Coco Fusco included in The Abyss of the Ocean: Cuban Women Photographers, Migrations, and the Question of Race, a virtual group exhibition curated by Aldeide Delgado at the Caribbean Cultural Center African Diaspora Institute, New York.
The institution's press release follows below:
“The Abyss of the Ocean lays bare the multiple Diasporic identities of Cuban women while confronting racist and colonialist stereotypes of their bodies.”
The Abyss of the Ocean: Cuban Women Photographers, Migrations, and the Question of Race focuses on identity and resistance through the creative practices of five artists living and working in the United States, Mexico, and Spain. The exhibition reveals the experiences and strategies of survival of María Magdalena Campos-Pons, Coco Fusco, Marta María Pérez Bravo, Gertrudis Rivalta, and Juana Valdés within the matrix of Latinx Art. Through their work, these artists challenge the concept of Latinidad and its relationship to Blackness in the modern/colonial project. Unsettling the totalizing definitions of Cuban, Latin American, and Latinx Art, The Abyss of the Ocean presents key photographic series produced since the 1990s. These photographs lay bare the nuance of the artists’ multiple Diasporic identities while confronting racist and colonialist stereotypes of women’s bodies.
The Abyss of the Ocean reframes a reductive, continental view of the Latinx identity to one that is fluid and archipelagic. For French Martiniquan philosopher Edouard Glissant, the ‘great’ narratives of the world (culminating in 19th century European imperial expansion) reduce complexity by emphasizing unification and totalization—a continental consciousness. In contrast, archipelagic thinking engages with exchange, fluids, mobility, and border crossings, and challenges the continental imaginary that perceives islands as fragmented and isolated. The Abyss of the Ocean employs the archipelago less as a geohistorical constellation of islands, and more as an “analytical framework to interrogate epistemologies, ways of thinking, and methodologies informed implicitly or explicitly by continental paradigms and perspectives.”
In Disturbing Categories, Remapping Knowledge (2019), art historian Tatiana Flores argues that the term Latinx has been narrowly associated with people of color (predominantly with Indigenous heritage) such so that Black artists of African descent have been consistently excluded in exhibitions curated from a Latin American perspective. This exclusion is made even more evident by surveying international exhibitions representing “Cuban Art.” Since the late 1990s, curators have explored the topic of race and racism in Cuba (notably, the ongoing project Queloides), exposing the marginalization of racialized bodies in the discourse of the nation-state.

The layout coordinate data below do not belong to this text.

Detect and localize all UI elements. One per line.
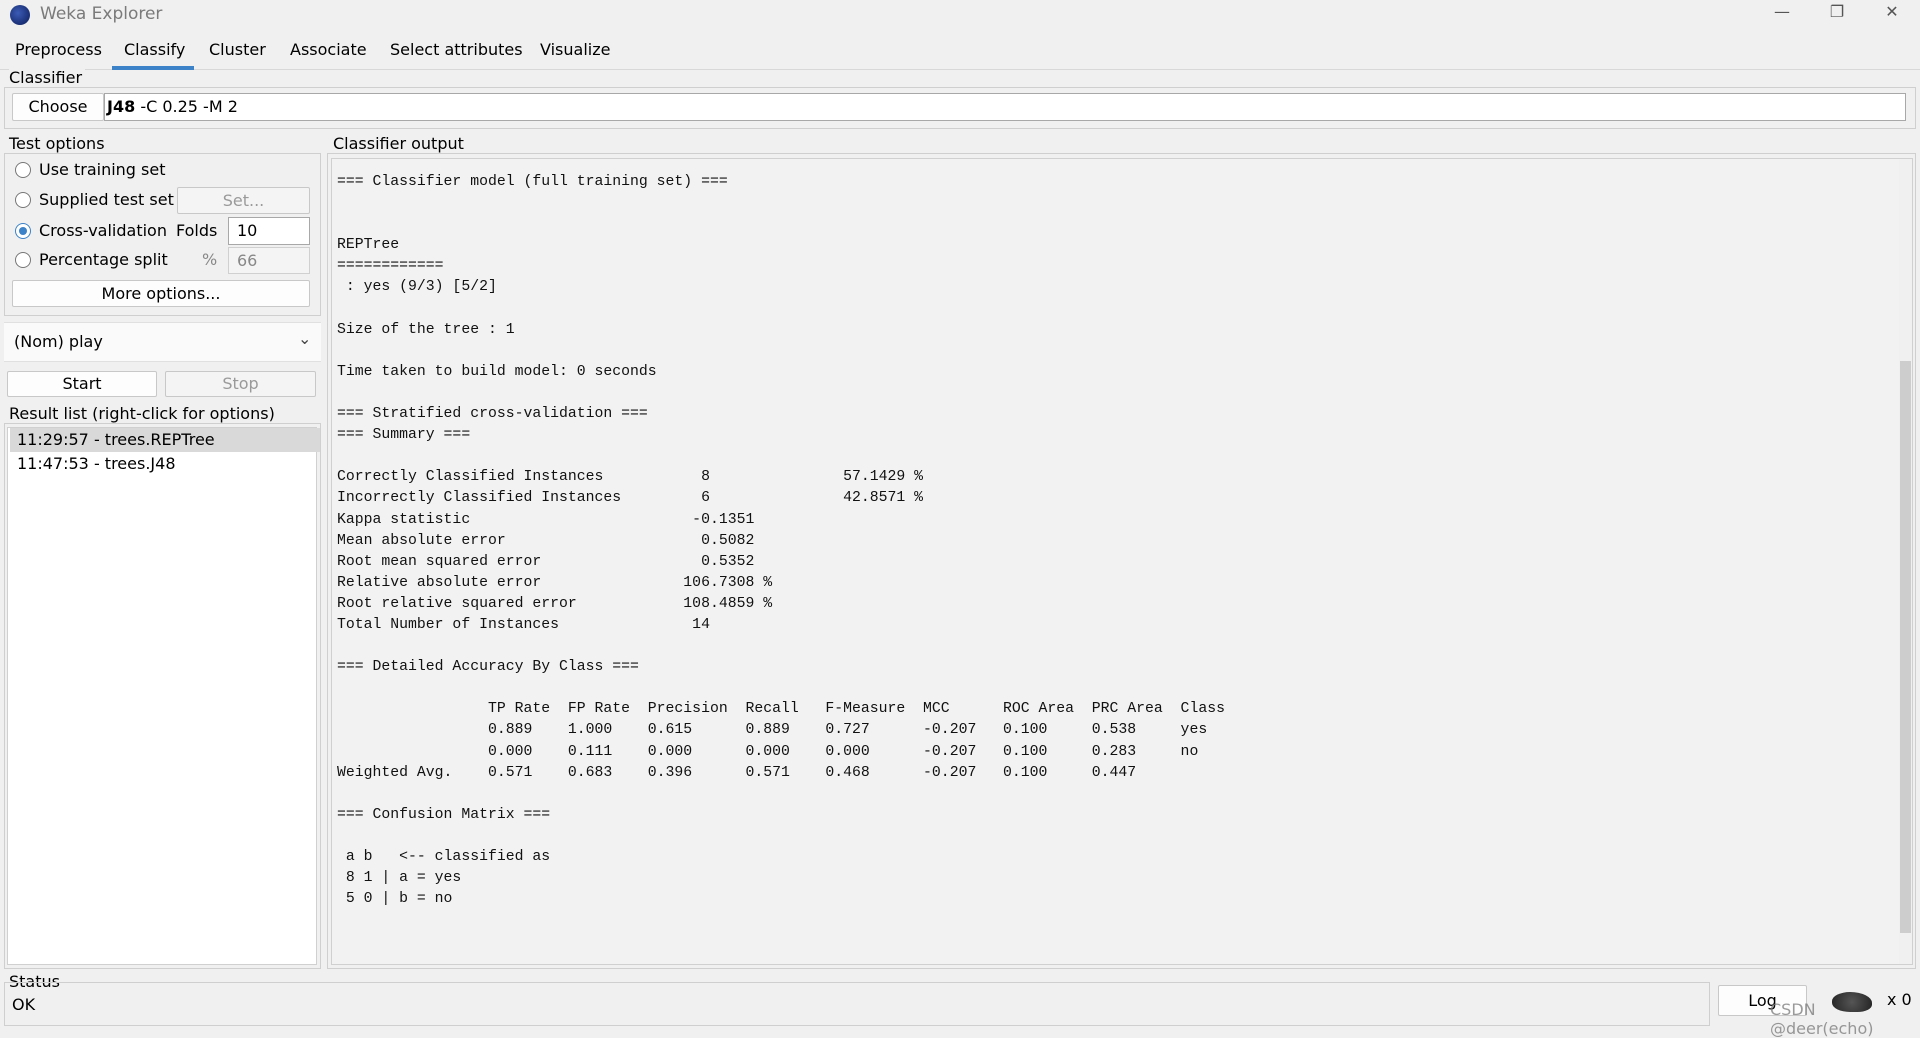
status-box xyxy=(4,982,1710,1026)
cross-validation-radio[interactable] xyxy=(15,223,31,239)
use-training-set-label: Use training set xyxy=(39,160,166,179)
tab-select-attributes[interactable]: Select attributes xyxy=(386,38,527,70)
output-scrollbar[interactable] xyxy=(1899,159,1912,964)
output-line: Kappa statistic -0.1351 xyxy=(337,511,755,528)
start-button[interactable]: Start xyxy=(7,371,157,397)
tab-classify[interactable]: Classify xyxy=(112,38,194,70)
output-line: 0.000 0.111 0.000 0.000 0.000 -0.207 0.1… xyxy=(337,743,1199,760)
output-line: Incorrectly Classified Instances 6 42.85… xyxy=(337,490,924,507)
output-line: === Confusion Matrix === xyxy=(337,806,551,823)
output-line: Weighted Avg. 0.571 0.683 0.396 0.571 0.… xyxy=(337,764,1137,781)
result-list[interactable]: 11:29:57 - trees.REPTree 11:47:53 - tree… xyxy=(7,427,320,965)
window-title: Weka Explorer xyxy=(40,4,163,24)
folds-input[interactable]: 10 xyxy=(228,217,310,245)
classifier-output-text: === Classifier model (full training set)… xyxy=(337,172,1225,910)
percent-label: % xyxy=(202,250,218,269)
percentage-input[interactable]: 66 xyxy=(228,247,310,274)
set-button[interactable]: Set... xyxy=(177,187,310,214)
output-line: === Stratified cross-validation === xyxy=(337,406,648,423)
close-button[interactable]: ✕ xyxy=(1872,2,1912,26)
restore-button[interactable]: ❐ xyxy=(1817,2,1857,26)
more-options-button[interactable]: More options... xyxy=(12,280,310,307)
output-line: 5 0 | b = no xyxy=(337,891,453,908)
output-line: TP Rate FP Rate Precision Recall F-Measu… xyxy=(337,701,1225,718)
output-line: 8 1 | a = yes xyxy=(337,870,462,887)
percentage-split-label: Percentage split xyxy=(39,250,168,269)
weka-bird-icon xyxy=(10,5,30,25)
output-line: Correctly Classified Instances 8 57.1429… xyxy=(337,469,924,486)
tab-preprocess[interactable]: Preprocess xyxy=(11,38,106,70)
result-list-item[interactable]: 11:47:53 - trees.J48 xyxy=(10,452,320,476)
chevron-down-icon: ⌄ xyxy=(298,329,312,348)
output-line: a b <-- classified as xyxy=(337,849,551,865)
output-line: === Summary === xyxy=(337,427,471,444)
output-line: Total Number of Instances 14 xyxy=(337,616,710,633)
output-line: Root mean squared error 0.5352 xyxy=(337,553,755,570)
status-text: OK xyxy=(12,995,36,1014)
output-line: 0.889 1.000 0.615 0.889 0.727 -0.207 0.1… xyxy=(337,722,1208,739)
tab-visualize[interactable]: Visualize xyxy=(536,38,614,70)
watermark: CSDN @deer(echo) xyxy=(1770,1000,1874,1038)
classifier-label: Classifier xyxy=(9,68,86,87)
classifier-config-field[interactable]: J48 -C 0.25 -M 2 xyxy=(104,93,1906,121)
class-attribute-dropdown[interactable]: (Nom) play ⌄ xyxy=(4,322,321,362)
test-options-label: Test options xyxy=(9,134,108,153)
tab-bar: Preprocess Classify Cluster Associate Se… xyxy=(0,34,1920,70)
minimize-button[interactable]: — xyxy=(1762,2,1802,26)
output-line: Size of the tree : 1 xyxy=(337,321,515,338)
supplied-test-set-label: Supplied test set xyxy=(39,190,174,209)
tab-cluster[interactable]: Cluster xyxy=(205,38,270,70)
stop-button[interactable]: Stop xyxy=(165,371,316,397)
output-line: Time taken to build model: 0 seconds xyxy=(337,363,657,380)
class-attribute-value: (Nom) play xyxy=(14,332,103,351)
output-line: : yes (9/3) [5/2] xyxy=(337,279,497,296)
output-scrollbar-thumb[interactable] xyxy=(1900,361,1911,933)
output-line: === Detailed Accuracy By Class === xyxy=(337,659,639,676)
tab-associate[interactable]: Associate xyxy=(286,38,371,70)
cross-validation-label: Cross-validation xyxy=(39,221,167,240)
classifier-options: -C 0.25 -M 2 xyxy=(140,97,238,116)
output-line: ============ xyxy=(337,258,444,275)
supplied-test-set-radio[interactable] xyxy=(15,192,31,208)
output-line: Root relative squared error 108.4859 % xyxy=(337,595,773,612)
output-line: === Classifier model (full training set)… xyxy=(337,174,728,190)
percentage-split-radio[interactable] xyxy=(15,252,31,268)
use-training-set-radio[interactable] xyxy=(15,162,31,178)
output-line: REPTree xyxy=(337,237,400,254)
classifier-output-label: Classifier output xyxy=(333,134,467,153)
result-list-label: Result list (right-click for options) xyxy=(9,404,278,423)
output-line: Mean absolute error 0.5082 xyxy=(337,532,755,549)
classifier-name: J48 xyxy=(107,97,136,116)
title-bar: Weka Explorer — ❐ ✕ xyxy=(0,0,1920,30)
choose-button[interactable]: Choose xyxy=(12,93,104,121)
folds-label: Folds xyxy=(176,221,218,240)
result-list-item[interactable]: 11:29:57 - trees.REPTree xyxy=(10,428,320,452)
output-line: Relative absolute error 106.7308 % xyxy=(337,574,773,591)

The Abyss of the Ocean should be understood in dialogue with these curatorial projects, inheriting their legacy and broadening it.
According to art critic Suset Sánchez, the particular silencing of Black women in the exhibition Ni músicos, ni deportistas (Havana, 1997) reflects a major paradox within the radical intention of the exhibit, given that Black women in Cuba constitute a demographic who have disproportionately suffered criminalization, objectification, and the racialization of their bodies. If the perspectives of women artists have scarcely been factored in the curatorial vision of these projects, an archipelagic perspective within a decolonial feminist lens further unravels the “entangled histories and affective connections that would otherwise be obscured by dominant and truncated narratives.” Inspired by postcolonial Caribbean thought, a feminist archipelagic perspective centers racialized women’s experiences by foregrounding the aftermath of the abyss (of the slave ship, of the depths of the sea, and of the unknown).